In a scenario powered by standard web annotation, the same machinery used to annotate selections in pages at docs.microsoft.com could also be used to annotate selections on GitHub. Annotations made in both places could be tracked in a consistent way. And unlike Livefyre's paragraph-level notes, or GitHub's line-level notes, those standard annotations could refer to arbitrary selections: variable names, partial lines, data structures.

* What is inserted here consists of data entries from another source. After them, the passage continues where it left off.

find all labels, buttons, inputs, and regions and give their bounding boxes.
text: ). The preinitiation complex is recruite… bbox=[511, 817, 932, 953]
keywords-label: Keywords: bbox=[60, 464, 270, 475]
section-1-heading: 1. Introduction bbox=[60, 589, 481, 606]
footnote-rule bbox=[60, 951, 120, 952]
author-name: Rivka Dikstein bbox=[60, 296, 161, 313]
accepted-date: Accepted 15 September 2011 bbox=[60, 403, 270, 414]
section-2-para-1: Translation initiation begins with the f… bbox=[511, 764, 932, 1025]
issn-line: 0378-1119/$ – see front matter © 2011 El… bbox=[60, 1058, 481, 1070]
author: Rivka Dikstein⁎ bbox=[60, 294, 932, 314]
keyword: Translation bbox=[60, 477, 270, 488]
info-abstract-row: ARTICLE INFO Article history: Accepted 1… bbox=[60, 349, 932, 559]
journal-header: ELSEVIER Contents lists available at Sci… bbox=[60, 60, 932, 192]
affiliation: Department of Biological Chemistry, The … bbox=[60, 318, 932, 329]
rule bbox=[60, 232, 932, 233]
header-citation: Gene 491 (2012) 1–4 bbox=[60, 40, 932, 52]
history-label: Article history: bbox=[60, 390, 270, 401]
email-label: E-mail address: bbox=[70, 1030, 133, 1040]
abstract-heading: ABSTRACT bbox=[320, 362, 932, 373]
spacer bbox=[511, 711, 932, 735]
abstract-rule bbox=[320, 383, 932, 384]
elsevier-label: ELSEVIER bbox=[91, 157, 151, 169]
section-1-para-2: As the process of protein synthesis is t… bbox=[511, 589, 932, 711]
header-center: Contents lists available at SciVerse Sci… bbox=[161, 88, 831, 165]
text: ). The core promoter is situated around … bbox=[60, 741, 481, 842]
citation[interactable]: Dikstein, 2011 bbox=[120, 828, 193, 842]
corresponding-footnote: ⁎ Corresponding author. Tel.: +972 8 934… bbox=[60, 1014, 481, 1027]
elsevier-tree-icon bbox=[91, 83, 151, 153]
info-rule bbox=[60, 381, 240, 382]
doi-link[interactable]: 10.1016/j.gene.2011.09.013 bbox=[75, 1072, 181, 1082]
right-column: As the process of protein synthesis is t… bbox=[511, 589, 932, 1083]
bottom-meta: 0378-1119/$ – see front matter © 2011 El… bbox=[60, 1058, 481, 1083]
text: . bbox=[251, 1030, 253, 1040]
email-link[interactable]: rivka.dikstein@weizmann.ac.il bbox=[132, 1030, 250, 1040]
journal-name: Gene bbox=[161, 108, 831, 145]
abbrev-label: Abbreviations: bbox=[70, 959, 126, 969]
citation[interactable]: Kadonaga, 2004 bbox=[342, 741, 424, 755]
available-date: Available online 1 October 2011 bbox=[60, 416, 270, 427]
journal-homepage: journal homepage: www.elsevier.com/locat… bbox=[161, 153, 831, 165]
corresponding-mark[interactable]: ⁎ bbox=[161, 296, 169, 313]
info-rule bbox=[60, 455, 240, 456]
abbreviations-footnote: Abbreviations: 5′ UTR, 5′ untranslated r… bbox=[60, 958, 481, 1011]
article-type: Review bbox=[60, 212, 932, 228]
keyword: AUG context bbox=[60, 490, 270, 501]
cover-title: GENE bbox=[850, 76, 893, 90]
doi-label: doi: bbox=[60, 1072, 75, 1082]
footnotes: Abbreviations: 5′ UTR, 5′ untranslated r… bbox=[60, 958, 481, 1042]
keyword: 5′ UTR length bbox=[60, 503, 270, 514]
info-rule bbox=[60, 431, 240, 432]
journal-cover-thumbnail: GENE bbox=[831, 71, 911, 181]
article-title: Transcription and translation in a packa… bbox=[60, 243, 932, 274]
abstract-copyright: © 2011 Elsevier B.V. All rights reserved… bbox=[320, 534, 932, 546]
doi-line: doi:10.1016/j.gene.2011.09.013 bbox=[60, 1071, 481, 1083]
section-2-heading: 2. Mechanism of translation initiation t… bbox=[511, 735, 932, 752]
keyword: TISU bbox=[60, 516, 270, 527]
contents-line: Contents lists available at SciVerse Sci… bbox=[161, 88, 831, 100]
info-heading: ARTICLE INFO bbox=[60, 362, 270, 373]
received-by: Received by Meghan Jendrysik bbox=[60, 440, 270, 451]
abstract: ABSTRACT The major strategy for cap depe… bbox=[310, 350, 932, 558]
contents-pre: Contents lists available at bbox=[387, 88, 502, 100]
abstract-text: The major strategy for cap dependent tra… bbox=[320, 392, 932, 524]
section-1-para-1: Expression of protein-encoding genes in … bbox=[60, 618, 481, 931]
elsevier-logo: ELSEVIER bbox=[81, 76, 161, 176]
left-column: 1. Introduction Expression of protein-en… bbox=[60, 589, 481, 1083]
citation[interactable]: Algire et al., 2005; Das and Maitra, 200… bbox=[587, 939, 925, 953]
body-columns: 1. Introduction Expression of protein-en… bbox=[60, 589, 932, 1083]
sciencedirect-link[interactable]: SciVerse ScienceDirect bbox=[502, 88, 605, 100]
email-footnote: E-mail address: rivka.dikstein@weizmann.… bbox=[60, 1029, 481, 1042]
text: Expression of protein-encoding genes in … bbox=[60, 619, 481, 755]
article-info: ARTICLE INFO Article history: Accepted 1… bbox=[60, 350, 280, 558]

The web doesn't know or care about CMS boundaries. Links in content served by an enterprise CMS are promiscuous. They can point to assets within the CMS or elsewhere. But CMS assets live in silos. A federation of sites built on a common CMS platform is still, from the perspective of the web, a silo. Annotations float across silos.

ECM and beyond

Fifteen years ago, many enterprise architects didn't fully grasp the flexibility and power inherent in the web's native architectural style. Today the benefits of "Internet-scale distributed hypermedia" are much clearer. We design systems that use RESTful APIs to manage sets of linked resources. With the advent of standard web annotation, we can now expand our repertoire of resources to include all the segments that may exist within conventional web resources. The core principles of the web's native architectural style apply equally to annotation-aware applications. Data are organized as sets of resources that are uniformly addressable and interconnected by links. What's different is the increased granularity of this new class of web resource. That's especially relevant for the ECM scenarios discussed here. But standard annotation is nothing less than a fundamental upgrade to the web. It's architecture delivered surprisingly good outcomes. We should expect the annotation-enhanced web to yield more happy surprises.